Hi @Mallers , I meant to reply to your post on options at the time but got distracted and am getting back to it (I hope you had a good Xmas). I have used options on and off for a long time, first time about 25-30 years ago. I am an enthusiastic amateur, not a professional or expert – so happy to learn more also and share what I have learned, but verify independently.
I don’t use an SMSF or know the rules, but it sounds like the advice you have says you can use “Covered Calls” which is an option strategy where you own the shares and sell call options over the ones you own. The aim being to earn the premium and juice up the yield.
The strike price is usually set 5-10% above the current price at a price you are comfortable selling at if the price goes up. You are betting on volatility, hoping for low volatility while the buyer of the option is hoping for high volatility.
I have used Covered Calls a few times but it never really fitted with my investing style, I want to be exposed to upside surprises/irrationality, not miss it because of an extra 5% yield. It can also lead you into capital losses where you replace a call that has just expired after a price drop and the exercise price you have to offer is below your buy price (so you can still make a loss).
As with most things with options, it sounds good and works in certain circumstances but can come undone as an ongoing strategy when the market suddenly decides to change behavior. MF in the US had and may still have a service that employs this strategy, it is very appealing to investors looking for yield, especially in the US where dividend yields are much lower than in Australia, also the US option market is massive and liquid unlike here.
If you are going to do anything with options, I would strongly recommend you learn how to calculate the value of an option using the Black Scholes method. Also understand how volatility is measured using the model and how time decay works.
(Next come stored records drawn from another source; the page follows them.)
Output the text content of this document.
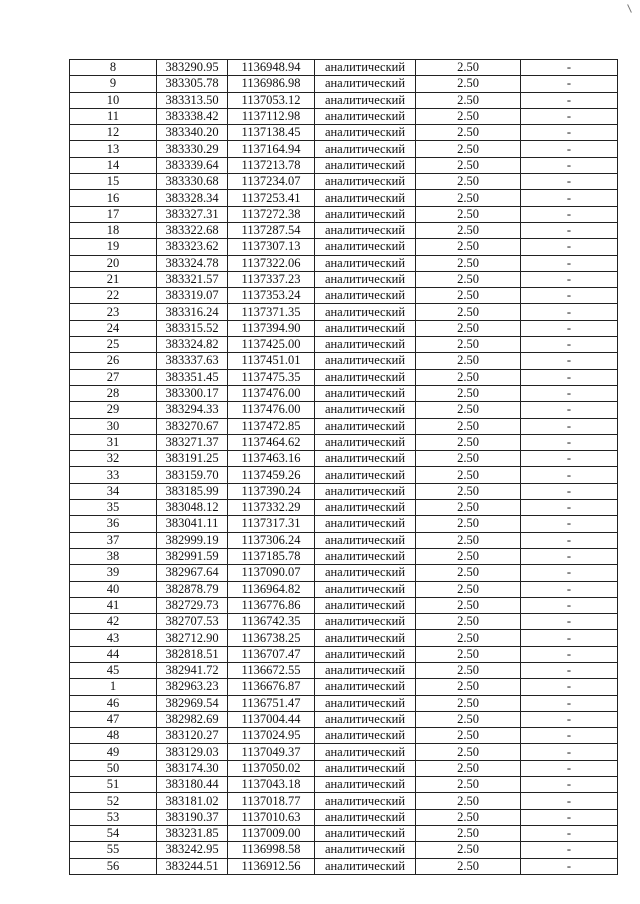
8	383290.95	1136948.94	аналитический	2.50	-
9	383305.78	1136986.98	аналитический	2.50	-
10	383313.50	1137053.12	аналитический	2.50	-
11	383338.42	1137112.98	аналитический	2.50	-
12	383340.20	1137138.45	аналитический	2.50	-
13	383330.29	1137164.94	аналитический	2.50	-
14	383339.64	1137213.78	аналитический	2.50	-
15	383330.68	1137234.07	аналитический	2.50	-
16	383328.34	1137253.41	аналитический	2.50	-
17	383327.31	1137272.38	аналитический	2.50	-
18	383322.68	1137287.54	аналитический	2.50	-
19	383323.62	1137307.13	аналитический	2.50	-
20	383324.78	1137322.06	аналитический	2.50	-
21	383321.57	1137337.23	аналитический	2.50	-
22	383319.07	1137353.24	аналитический	2.50	-
23	383316.24	1137371.35	аналитический	2.50	-
24	383315.52	1137394.90	аналитический	2.50	-
25	383324.82	1137425.00	аналитический	2.50	-
26	383337.63	1137451.01	аналитический	2.50	-
27	383351.45	1137475.35	аналитический	2.50	-
28	383300.17	1137476.00	аналитический	2.50	-
29	383294.33	1137476.00	аналитический	2.50	-
30	383270.67	1137472.85	аналитический	2.50	-
31	383271.37	1137464.62	аналитический	2.50	-
32	383191.25	1137463.16	аналитический	2.50	-
33	383159.70	1137459.26	аналитический	2.50	-
34	383185.99	1137390.24	аналитический	2.50	-
35	383048.12	1137332.29	аналитический	2.50	-
36	383041.11	1137317.31	аналитический	2.50	-
37	382999.19	1137306.24	аналитический	2.50	-
38	382991.59	1137185.78	аналитический	2.50	-
39	382967.64	1137090.07	аналитический	2.50	-
40	382878.79	1136964.82	аналитический	2.50	-
41	382729.73	1136776.86	аналитический	2.50	-
42	382707.53	1136742.35	аналитический	2.50	-
43	382712.90	1136738.25	аналитический	2.50	-
44	382818.51	1136707.47	аналитический	2.50	-
45	382941.72	1136672.55	аналитический	2.50	-
1	382963.23	1136676.87	аналитический	2.50	-
46	382969.54	1136751.47	аналитический	2.50	-
47	382982.69	1137004.44	аналитический	2.50	-
48	383120.27	1137024.95	аналитический	2.50	-
49	383129.03	1137049.37	аналитический	2.50	-
50	383174.30	1137050.02	аналитический	2.50	-
51	383180.44	1137043.18	аналитический	2.50	-
52	383181.02	1137018.77	аналитический	2.50	-
53	383190.37	1137010.63	аналитический	2.50	-
54	383231.85	1137009.00	аналитический	2.50	-
55	383242.95	1136998.58	аналитический	2.50	-
56	383244.51	1136912.56	аналитический	2.50	-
Just Google Black Scholes to learn about it and there are a lot of free calculators or spreadsheets online you can use.
Note, I say learn this model not to know the “correct price” for an option, rather to understand how the market will price an option and to understand how the price changes based on the different variables. Just like investing in companies, the only way you beat the market is by taking a contrarian position – ie you disagree with the “correct price” which in the zero sum game of the options market it is even more important than for the positive sum share market.
I would also flag that you should never “sell” an option outside of the above covered call strategy unless you know options very well and what you are doing because, in the case of selling call options you can expose yourself to unlimited losses (like shorting). Selling put options is very risky also but at least your losses are limited.
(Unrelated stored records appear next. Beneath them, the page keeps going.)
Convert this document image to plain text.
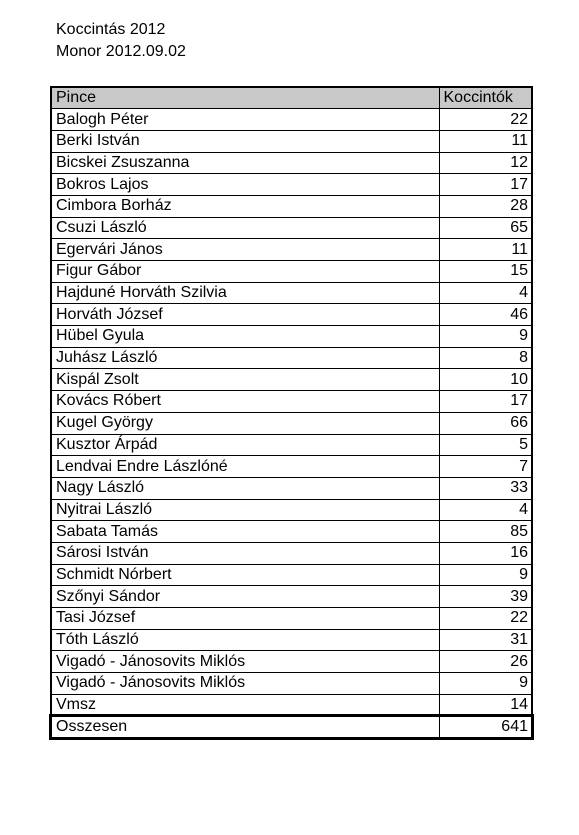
Koccintás 2012
Monor 2012.09.02
Pince	Koccintók
Balogh Péter	22
Berki István	11
Bicskei Zsuszanna	12
Bokros Lajos	17
Cimbora Borház	28
Csuzi László	65
Egervári János	11
Figur Gábor	15
Hajduné Horváth Szilvia	4
Horváth József	46
Hübel Gyula	9
Juhász László	8
Kispál Zsolt	10
Kovács Róbert	17
Kugel György	66
Kusztor Árpád	5
Lendvai Endre Lászlóné	7
Nagy László	33
Nyitrai László	4
Sabata Tamás	85
Sárosi István	16
Schmidt Nórbert	9
Szőnyi Sándor	39
Tasi József	22
Tóth László	31
Vigadó - Jánosovits Miklós	26
Vigadó - Jánosovits Miklós	9
Vmsz	14
Osszesen	641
The place I have found the most success in using options is when I have a strong fundamental reason for a significant price movement and buy an option that is dated at least twice the time period you expect the price action. Things always take longer than you think, so 1 year + is the time frame I have gravitated to through experience. The investment thesis is that I am willing to risk 5-10% of the value of the stock for a 1 year opportunity to participate in a large price movement. Call options are usually better at this (things trend up and the gain is unlimited), put options, like shorting stocks is a hard and the gains limited.
The caveat with buying options is that you have to be able to accept a total loss of the premium you paid. It is likely that most of the options you buy will expire worthlessly, you are hoping to make many multiples on the ones that succeed to cover these losses. Example, in the last 7 years I have had 44 long option positions (ie buy options), only 18 (40.9%) were profitable with 23 of the 26 losses being total losses. Despite this I made a 22% return on the amount invested with most of the return down to a hand full of positions.
Rolling options is a tactic used to minimise losses by holding the option for as long as the time decay on the value is small, eg buy a 3 month option and sell after 1 month and buy another 3 month option for the same or a moving strike price (understand time decay to make sense of this)… sorry to much detail – there are books you can read on options strategies if you really want to get into it.
The point I was going to make is that options only make a very small part of my portfolio at any point due to the high probability of total loss (well under 5%). I find them good for scratching an itch on an investment idea where I don’t want to commit a full position worth of capital (5%) either for the risk to the downside or I just don’t have the amount needed at that moment.
Well this post is far to long already, so I will stop here and look forward to discussing other options matters in other posts.